Since OpenCL C compiles to SPIR-V it is beneficial to see how C maps to SPIR-V. In this example a simple matrix multiplication kernel is compiled to SPIR-V and the disassembly is inspected.
The whole kernel is as follows:
__kernel void matrix_mul(__global float A[],
__global float B[],
__global float C[],
unsigned int size) {
size_t idX = get_global_id(0);
size_t idY = get_global_id(1);
float sum = 0.0f;
for (int k = 0; k < size; k++) {
sum += A[(idX * size) + k] * B[(k * size) + idY];
}
C[(idX * size) + idY] = sum;
}
Looking at the whole disassembled module is quite complicated so here a line-by-line comparison will follow.

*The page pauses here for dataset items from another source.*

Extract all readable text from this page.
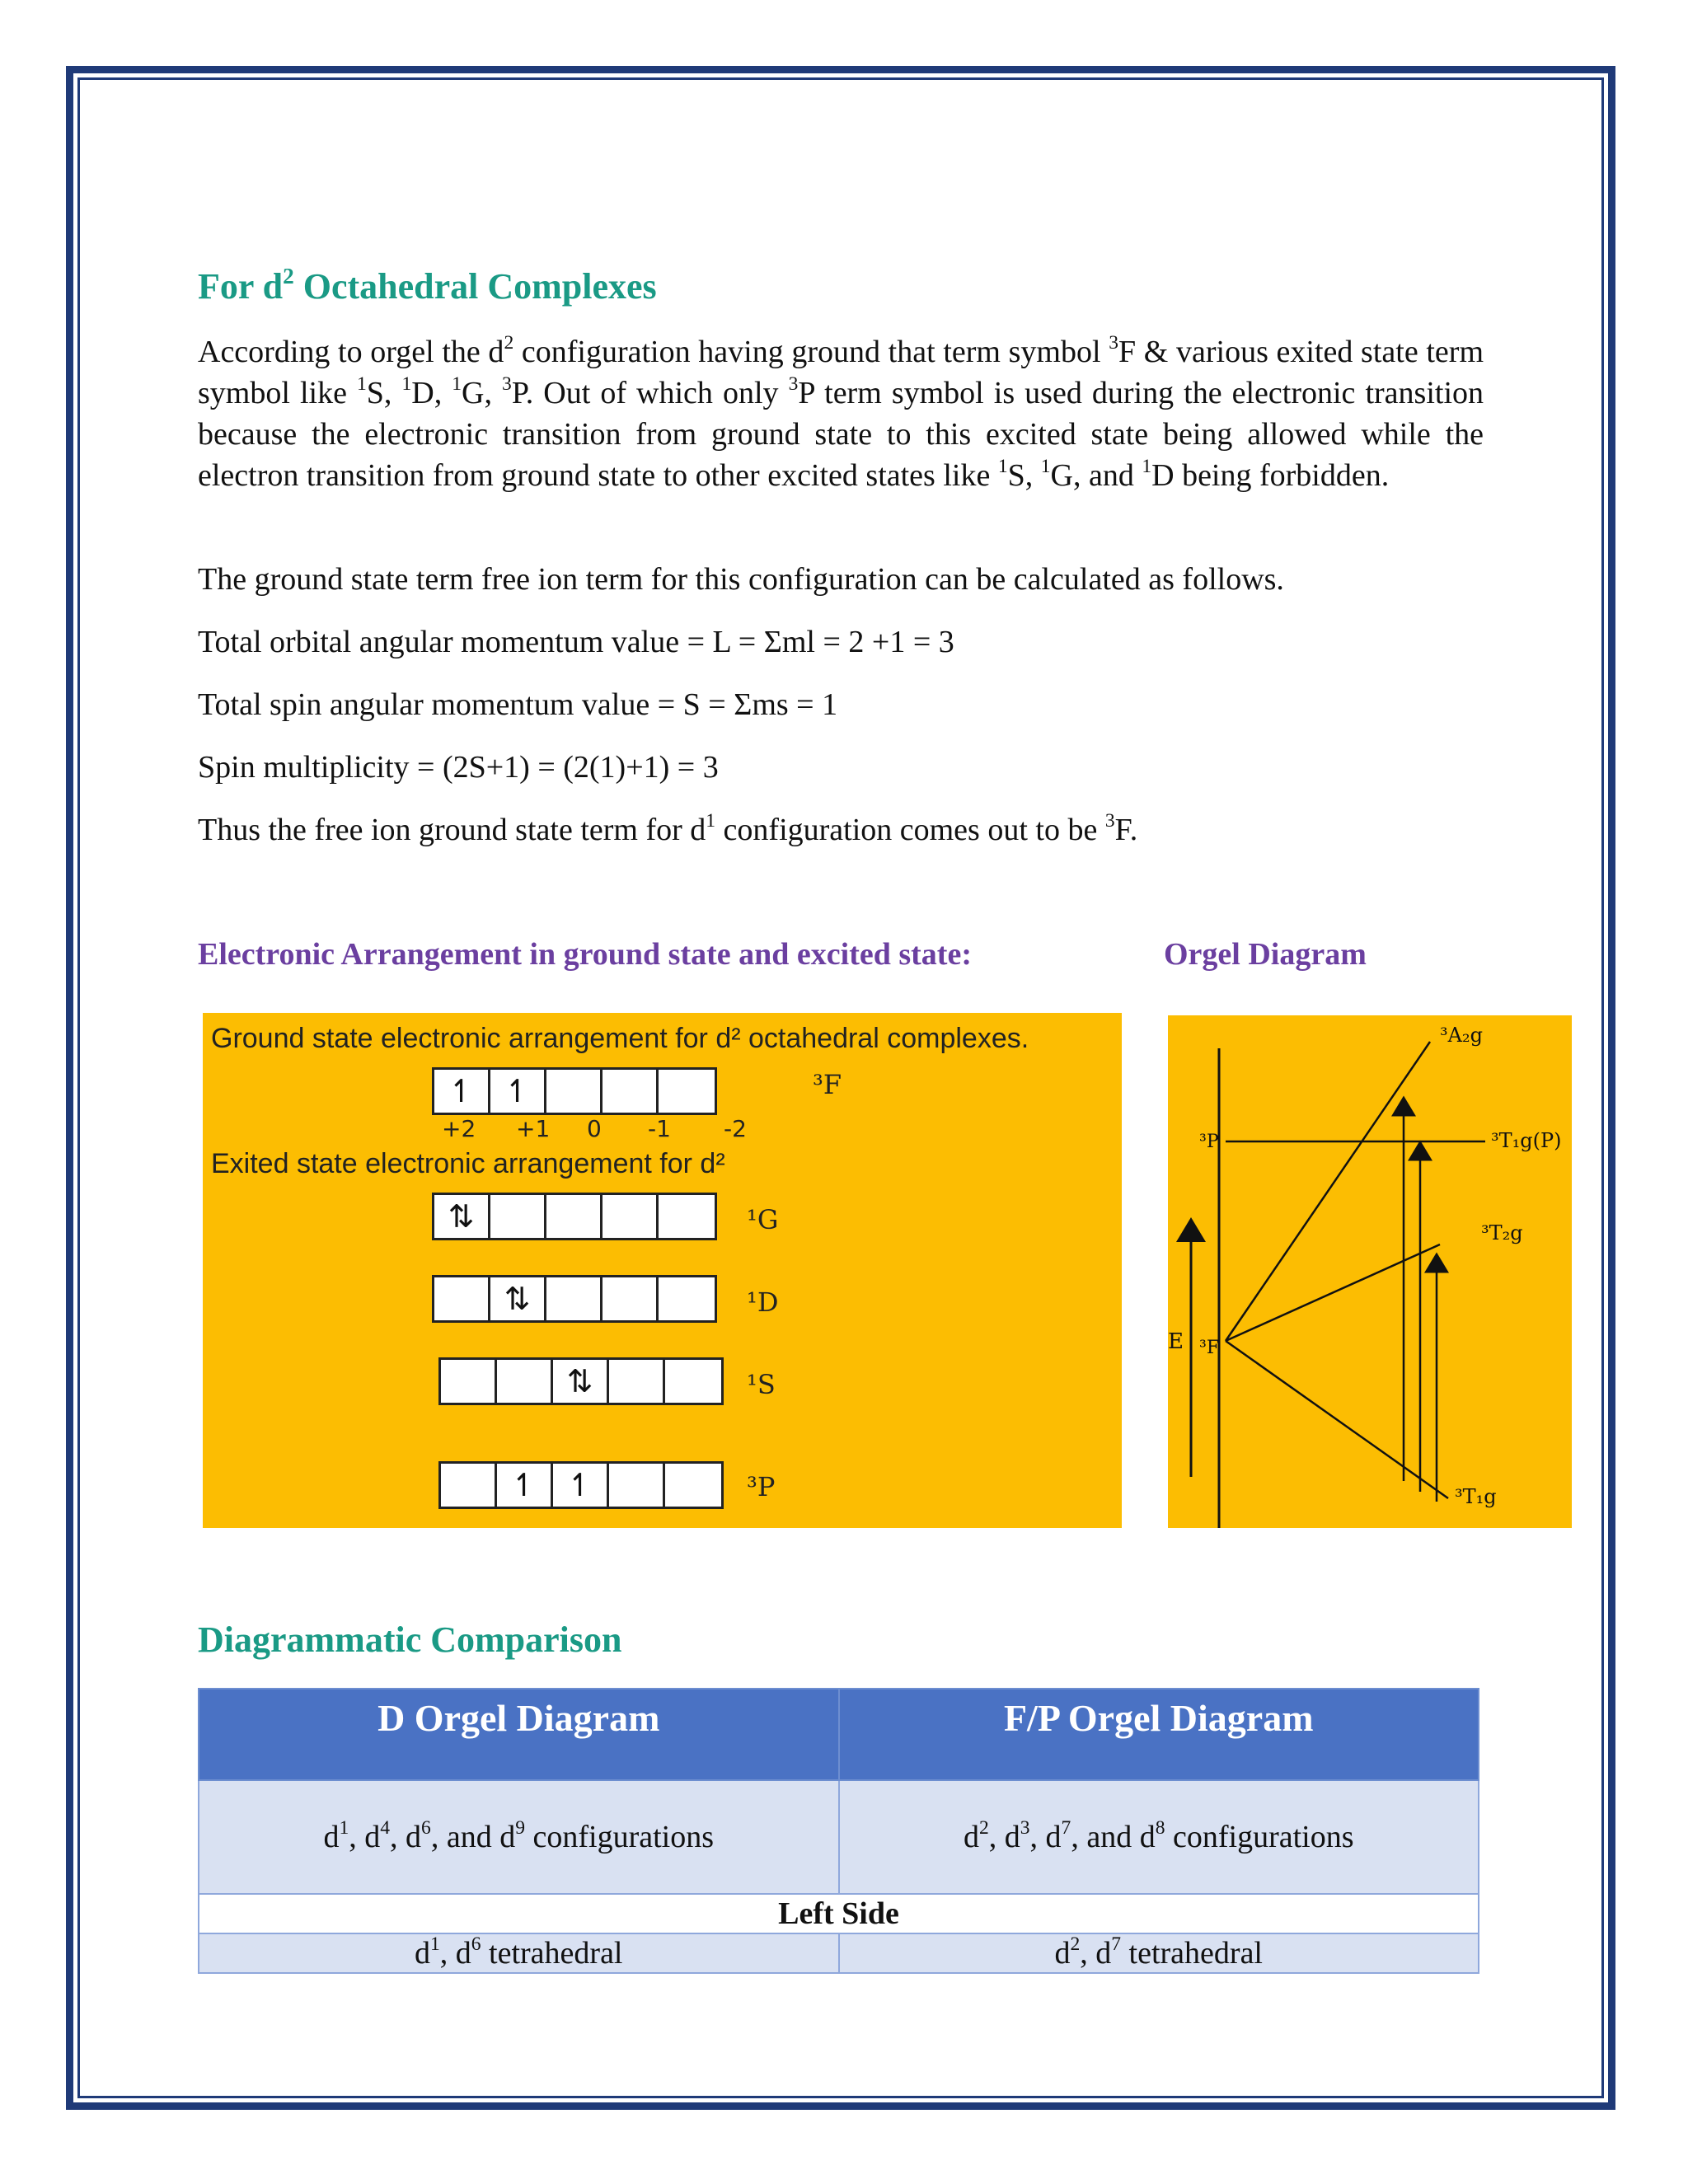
For $d^2$ Octahedral Complexes

According to orgel the $d^2$ configuration having ground that term symbol $^3$F & various exited state term symbol like $^1$S, $^1$D, $^1$G, $^3$P. Out of which only $^3$P term symbol is used during the electronic transition because the electronic transition from ground state to this excited state being allowed while the electron transition from ground state to other excited states like $^1$S, $^1$G, and $^1$D being forbidden.

The ground state term free ion term for this configuration can be calculated as follows.

Total orbital angular momentum value = L = Σml = 2 +1 = 3

Total spin angular momentum value = S = Σms = 1

Spin multiplicity = (2S+1) = (2(1)+1) = 3

Thus the free ion ground state term for $d^1$ configuration comes out to be $^3$F.

Electronic Arrangement in ground state and excited state:	Orgel Diagram
Ground state electronic arrangement for d² octahedral complexes.
↿ ↿	³F
+2 +1 0 -1 -2
Exited state electronic arrangement for d²
⇅	¹G
⇅	¹D
⇅	¹S
↿ ↿	³P
³A₂g
³T₁g(P)
³T₂g
³T₁g
³P
³F
E
Diagrammatic Comparison
D Orgel Diagram	F/P Orgel Diagram
$d^1$, $d^4$, $d^6$, and $d^9$ configurations	$d^2$, $d^3$, $d^7$, and $d^8$ configurations
Left Side	
$d^1$, $d^6$ tetrahedral	$d^2$, $d^7$ tetrahedral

The first line declares the kernel as a C function and provides the signature. In SPIR-V this would require nodes for the return type of the function and for the parameters. The module also needs to provide the name of the kernel/function and the signature.
It looks like this:
__kernel void matrix_mul(__global float A[],
__global float B[],
__global float C[],
unsigned int size)
In SPIR-V it is:
; Declare an entry point with it's name and interface. For more info see: https://www.khronos.org/registry/spir-v/specs/unified1/SPIRV.html#OpEntryPoint
OpEntryPoint Kernel %10 "matrix_mul" %__spirv_BuiltInGlobalInvocationId
OpDecorate %72 Alignment 4 ; Decorate %72 (which is a group) as having an alignemnt of 4 bytes
%72 = OpDecorationGroup
OpGroupDecorate %72 %A.addr %B.addr %C.addr %size.addr %idX %idY %sum %k ; Decorate the group
OpDecorate %__spirv_BuiltInGlobalInvocationId BuiltIn GlobalInvocationId ; Decorate variable as the built-in global id
OpDecorate %__spirv_BuiltInGlobalInvocationId Constant
OpDecorate %__spirv_BuiltInGlobalInvocationId LinkageAttributes "__spirv_BuiltInGlobalInvocationId" Import ; Import the built-in variable
%uint = OpTypeInt 32 0 ; Declare an unsigned 32 bit integer type
%void = OpTypeVoid ; Declare a void type
%float = OpTypeFloat 32 ; Declare a 32 bit floating point number type
%ptr_float = OpTypePointer CrossWorkgroup %float ; Declare a pointer type that points to floats in global memory
%v_uint_3 = OpTypeVector %uint 3 ; Declare a vector type that is comprised of 3 unsigned 32 bit integers
%ptr_v_uint_3 = OpTypePointer Input %v_uint_3 ; Declare a pointer type that points to vectors in the input from pipeline
%__spirv_BuiltInGlobalInvocationId = OpVariable %ptr_v_uint_3 Input ; Declare a global variable of type vector pointer residing in the input from pipeline
; Declare the type of the function, where the function returns void, and takes parameters of type: float pointer, float pointer, float pointer, unsigned integer
%9 = OpTypeFunction %void %ptr_float %ptr_float %ptr_float %uint
%10 = OpFunction %void DontInline %9 ; Declare a function, which returns void, and has type %9
%A = OpFunctionParameter %ptr_float ; Parameter 1 aka __global float A[]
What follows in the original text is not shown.